M (input) INTEGER The number of rows of the matrix A. M >= 0. N (input) INTEGER The number of columns of the matrix A. N >= 0. A (input/output) REAL array, dimension (LDA,N) On entry, the m by n matrix A. On exit, if m >= n, the lower triangle of the subarray A(m-n+1:m,1:n) contains the n by n lower triangular matrix L; if m <= n, the elements on and below the (n-m)-th superdiagonal contain the m by n lower trapezoidal matrix L; the remaining elements, with the array TAU, represent the orthogonal matrix Q as a product of elementary reflectors (see Further Details). LDA (input) INTEGER The leading dimension of the array A. LDA >= max(1,M).
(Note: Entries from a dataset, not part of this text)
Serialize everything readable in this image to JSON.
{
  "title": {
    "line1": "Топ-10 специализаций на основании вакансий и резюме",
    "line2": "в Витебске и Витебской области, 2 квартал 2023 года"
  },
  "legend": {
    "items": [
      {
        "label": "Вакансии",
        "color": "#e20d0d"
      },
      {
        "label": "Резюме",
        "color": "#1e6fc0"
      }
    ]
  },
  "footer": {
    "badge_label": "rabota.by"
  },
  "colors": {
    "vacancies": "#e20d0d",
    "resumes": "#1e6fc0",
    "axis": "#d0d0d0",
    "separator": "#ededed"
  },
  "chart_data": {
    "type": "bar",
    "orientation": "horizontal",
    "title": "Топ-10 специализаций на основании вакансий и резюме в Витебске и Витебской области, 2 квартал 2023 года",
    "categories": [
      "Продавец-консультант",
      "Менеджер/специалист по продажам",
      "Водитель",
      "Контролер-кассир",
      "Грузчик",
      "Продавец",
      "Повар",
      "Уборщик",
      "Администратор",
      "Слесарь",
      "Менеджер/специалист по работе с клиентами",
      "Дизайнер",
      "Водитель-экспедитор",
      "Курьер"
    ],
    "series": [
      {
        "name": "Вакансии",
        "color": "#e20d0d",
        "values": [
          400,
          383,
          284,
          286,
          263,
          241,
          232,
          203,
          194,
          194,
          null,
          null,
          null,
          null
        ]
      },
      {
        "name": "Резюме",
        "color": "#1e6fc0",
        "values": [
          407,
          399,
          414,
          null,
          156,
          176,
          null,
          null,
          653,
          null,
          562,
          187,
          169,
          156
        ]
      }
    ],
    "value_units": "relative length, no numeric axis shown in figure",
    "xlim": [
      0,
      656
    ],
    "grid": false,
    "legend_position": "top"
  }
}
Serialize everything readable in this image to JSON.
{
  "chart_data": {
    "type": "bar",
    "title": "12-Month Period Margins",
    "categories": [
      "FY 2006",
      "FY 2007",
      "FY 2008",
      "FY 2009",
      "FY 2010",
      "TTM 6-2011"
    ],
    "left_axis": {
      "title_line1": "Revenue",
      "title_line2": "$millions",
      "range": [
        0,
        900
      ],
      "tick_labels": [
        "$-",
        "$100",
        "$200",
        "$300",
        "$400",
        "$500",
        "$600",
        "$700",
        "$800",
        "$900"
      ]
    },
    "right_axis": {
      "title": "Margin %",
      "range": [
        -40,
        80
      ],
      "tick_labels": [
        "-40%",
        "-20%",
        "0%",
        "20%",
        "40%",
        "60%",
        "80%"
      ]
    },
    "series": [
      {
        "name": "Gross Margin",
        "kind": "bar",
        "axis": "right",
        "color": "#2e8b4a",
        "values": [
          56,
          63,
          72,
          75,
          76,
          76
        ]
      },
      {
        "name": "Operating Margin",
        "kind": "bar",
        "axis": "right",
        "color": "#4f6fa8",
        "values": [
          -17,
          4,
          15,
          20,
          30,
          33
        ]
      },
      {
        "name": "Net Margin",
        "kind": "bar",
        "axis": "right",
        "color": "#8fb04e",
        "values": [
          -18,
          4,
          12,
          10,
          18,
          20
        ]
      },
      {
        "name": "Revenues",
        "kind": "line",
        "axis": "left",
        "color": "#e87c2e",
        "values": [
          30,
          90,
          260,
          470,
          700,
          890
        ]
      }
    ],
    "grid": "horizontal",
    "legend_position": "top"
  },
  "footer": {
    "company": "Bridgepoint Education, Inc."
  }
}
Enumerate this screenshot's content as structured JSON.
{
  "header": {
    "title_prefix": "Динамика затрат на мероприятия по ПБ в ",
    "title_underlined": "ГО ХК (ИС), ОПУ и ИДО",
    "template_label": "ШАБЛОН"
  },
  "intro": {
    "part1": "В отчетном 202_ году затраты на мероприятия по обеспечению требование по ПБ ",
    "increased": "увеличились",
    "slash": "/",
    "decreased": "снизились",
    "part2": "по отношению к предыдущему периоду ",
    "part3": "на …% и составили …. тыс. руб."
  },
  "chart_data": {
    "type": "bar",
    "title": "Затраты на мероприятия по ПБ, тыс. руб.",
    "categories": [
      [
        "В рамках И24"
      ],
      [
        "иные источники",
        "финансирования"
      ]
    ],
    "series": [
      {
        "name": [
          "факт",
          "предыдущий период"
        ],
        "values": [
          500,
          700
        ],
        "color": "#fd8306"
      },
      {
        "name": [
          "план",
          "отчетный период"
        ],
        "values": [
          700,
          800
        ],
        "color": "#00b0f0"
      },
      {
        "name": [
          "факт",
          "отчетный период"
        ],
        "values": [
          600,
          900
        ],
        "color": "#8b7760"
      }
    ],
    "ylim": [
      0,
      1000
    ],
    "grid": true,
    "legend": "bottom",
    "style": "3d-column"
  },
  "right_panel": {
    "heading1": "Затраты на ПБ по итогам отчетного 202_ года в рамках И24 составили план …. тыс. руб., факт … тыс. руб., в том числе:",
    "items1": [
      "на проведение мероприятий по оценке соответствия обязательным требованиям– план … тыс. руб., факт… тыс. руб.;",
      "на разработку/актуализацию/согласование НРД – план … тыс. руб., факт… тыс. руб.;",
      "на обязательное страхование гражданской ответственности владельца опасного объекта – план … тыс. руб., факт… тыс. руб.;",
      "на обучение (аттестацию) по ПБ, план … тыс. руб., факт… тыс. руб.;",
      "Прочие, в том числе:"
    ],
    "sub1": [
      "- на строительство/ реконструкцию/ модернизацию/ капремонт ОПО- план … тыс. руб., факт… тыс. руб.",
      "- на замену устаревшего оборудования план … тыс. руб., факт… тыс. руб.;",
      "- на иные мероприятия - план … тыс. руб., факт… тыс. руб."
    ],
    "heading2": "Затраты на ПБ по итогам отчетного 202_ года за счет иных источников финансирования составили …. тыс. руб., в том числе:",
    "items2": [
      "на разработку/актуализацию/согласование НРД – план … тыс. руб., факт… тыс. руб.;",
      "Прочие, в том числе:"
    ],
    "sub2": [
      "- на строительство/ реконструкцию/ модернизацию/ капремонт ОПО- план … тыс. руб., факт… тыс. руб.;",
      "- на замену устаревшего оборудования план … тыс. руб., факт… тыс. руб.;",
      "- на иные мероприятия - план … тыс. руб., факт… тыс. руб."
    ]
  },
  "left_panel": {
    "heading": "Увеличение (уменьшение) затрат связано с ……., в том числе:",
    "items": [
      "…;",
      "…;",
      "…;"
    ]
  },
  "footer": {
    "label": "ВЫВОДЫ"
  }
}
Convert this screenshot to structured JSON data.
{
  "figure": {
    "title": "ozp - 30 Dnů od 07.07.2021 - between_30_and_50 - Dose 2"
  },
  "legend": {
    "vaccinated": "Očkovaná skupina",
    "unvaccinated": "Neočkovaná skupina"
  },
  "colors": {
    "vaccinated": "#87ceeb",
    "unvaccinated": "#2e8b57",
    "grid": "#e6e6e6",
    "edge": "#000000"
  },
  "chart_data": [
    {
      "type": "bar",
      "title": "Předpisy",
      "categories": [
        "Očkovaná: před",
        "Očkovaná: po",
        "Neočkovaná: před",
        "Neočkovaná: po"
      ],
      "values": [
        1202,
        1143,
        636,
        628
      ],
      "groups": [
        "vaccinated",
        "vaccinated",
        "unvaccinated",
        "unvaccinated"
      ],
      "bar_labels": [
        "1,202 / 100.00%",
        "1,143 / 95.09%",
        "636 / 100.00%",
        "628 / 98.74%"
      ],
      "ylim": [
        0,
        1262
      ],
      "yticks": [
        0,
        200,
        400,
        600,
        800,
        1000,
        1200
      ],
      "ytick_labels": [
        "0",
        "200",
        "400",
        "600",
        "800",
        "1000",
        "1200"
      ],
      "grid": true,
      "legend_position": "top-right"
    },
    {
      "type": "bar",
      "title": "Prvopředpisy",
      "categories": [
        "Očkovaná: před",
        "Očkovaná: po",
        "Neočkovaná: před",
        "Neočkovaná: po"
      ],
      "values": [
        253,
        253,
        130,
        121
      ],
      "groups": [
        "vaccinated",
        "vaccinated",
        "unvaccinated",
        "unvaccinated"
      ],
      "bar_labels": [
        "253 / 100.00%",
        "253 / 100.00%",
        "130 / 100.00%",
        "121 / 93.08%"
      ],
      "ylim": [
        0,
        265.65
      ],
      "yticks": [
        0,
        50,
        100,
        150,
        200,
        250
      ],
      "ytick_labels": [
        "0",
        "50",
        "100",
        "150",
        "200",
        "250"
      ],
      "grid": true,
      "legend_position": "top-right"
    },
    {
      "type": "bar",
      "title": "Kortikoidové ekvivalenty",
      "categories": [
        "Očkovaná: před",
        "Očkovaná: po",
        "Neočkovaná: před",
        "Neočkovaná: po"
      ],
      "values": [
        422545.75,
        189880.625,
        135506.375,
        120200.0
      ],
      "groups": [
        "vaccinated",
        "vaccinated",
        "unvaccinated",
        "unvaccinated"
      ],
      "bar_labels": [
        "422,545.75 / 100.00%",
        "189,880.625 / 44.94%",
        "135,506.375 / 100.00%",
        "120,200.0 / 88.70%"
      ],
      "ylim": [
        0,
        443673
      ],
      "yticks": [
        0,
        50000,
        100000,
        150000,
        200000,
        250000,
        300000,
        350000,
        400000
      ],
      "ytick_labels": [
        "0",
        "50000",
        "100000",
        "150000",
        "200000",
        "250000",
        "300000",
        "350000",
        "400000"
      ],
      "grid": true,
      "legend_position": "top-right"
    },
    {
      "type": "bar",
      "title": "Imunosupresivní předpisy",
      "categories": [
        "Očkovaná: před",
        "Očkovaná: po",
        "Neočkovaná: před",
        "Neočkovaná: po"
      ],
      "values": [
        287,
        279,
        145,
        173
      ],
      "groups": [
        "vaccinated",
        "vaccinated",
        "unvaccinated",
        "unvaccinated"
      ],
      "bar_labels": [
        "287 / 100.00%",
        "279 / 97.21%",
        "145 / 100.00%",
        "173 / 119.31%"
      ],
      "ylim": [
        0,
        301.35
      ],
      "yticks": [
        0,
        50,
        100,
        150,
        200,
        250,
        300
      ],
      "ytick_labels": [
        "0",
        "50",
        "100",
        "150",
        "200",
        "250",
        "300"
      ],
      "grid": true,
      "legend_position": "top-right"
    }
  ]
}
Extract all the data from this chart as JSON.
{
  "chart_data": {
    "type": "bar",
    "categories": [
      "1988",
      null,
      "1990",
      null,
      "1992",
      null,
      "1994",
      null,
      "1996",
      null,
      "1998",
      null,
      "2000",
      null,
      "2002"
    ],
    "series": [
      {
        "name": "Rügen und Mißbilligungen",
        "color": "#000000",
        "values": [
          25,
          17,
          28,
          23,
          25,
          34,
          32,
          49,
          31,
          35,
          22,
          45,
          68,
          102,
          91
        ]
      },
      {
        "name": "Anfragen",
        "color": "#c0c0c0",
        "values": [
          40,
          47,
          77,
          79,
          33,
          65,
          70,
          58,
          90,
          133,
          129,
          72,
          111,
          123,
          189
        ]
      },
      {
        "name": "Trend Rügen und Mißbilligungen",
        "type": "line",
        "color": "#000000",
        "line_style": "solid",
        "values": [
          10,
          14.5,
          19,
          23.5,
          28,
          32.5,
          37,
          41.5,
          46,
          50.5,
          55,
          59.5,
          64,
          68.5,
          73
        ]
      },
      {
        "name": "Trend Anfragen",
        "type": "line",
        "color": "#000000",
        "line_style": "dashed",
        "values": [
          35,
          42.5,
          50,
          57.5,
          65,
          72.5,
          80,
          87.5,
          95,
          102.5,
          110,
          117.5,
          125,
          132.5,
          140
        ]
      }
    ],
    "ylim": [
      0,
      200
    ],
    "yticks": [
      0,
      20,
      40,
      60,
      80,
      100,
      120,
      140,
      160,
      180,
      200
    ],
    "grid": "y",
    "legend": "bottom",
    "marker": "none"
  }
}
TAU (output) REAL array, dimension (min(M,N)) The scalar factors of the elementary reflectors (see Further Details). WORK (workspace) REAL array, dimension (N) INFO (output) INTEGER = 0: successful exit < 0: if INFO = -i, the i-th argument had an illegal value

**FURTHER** **DETAILS**

The matrix Q is represented as a product of elementary reflectors Q = H(k) . . . H(2) H(1), where k = min(m,n). Each H(i) has the form H(i) = I - tau * v * v**T where tau is a real scalar, and v is a real vector with v(m-k+i+1:m) = 0 and v(m-k+i) = 1; v(1:m-k+i-1) is stored on exit in A(1:m-k+i-1,n-k+i), and tau in TAU(i). LAPACK routine (version 3.3.1) April 2011 SGEQL2(3lapack)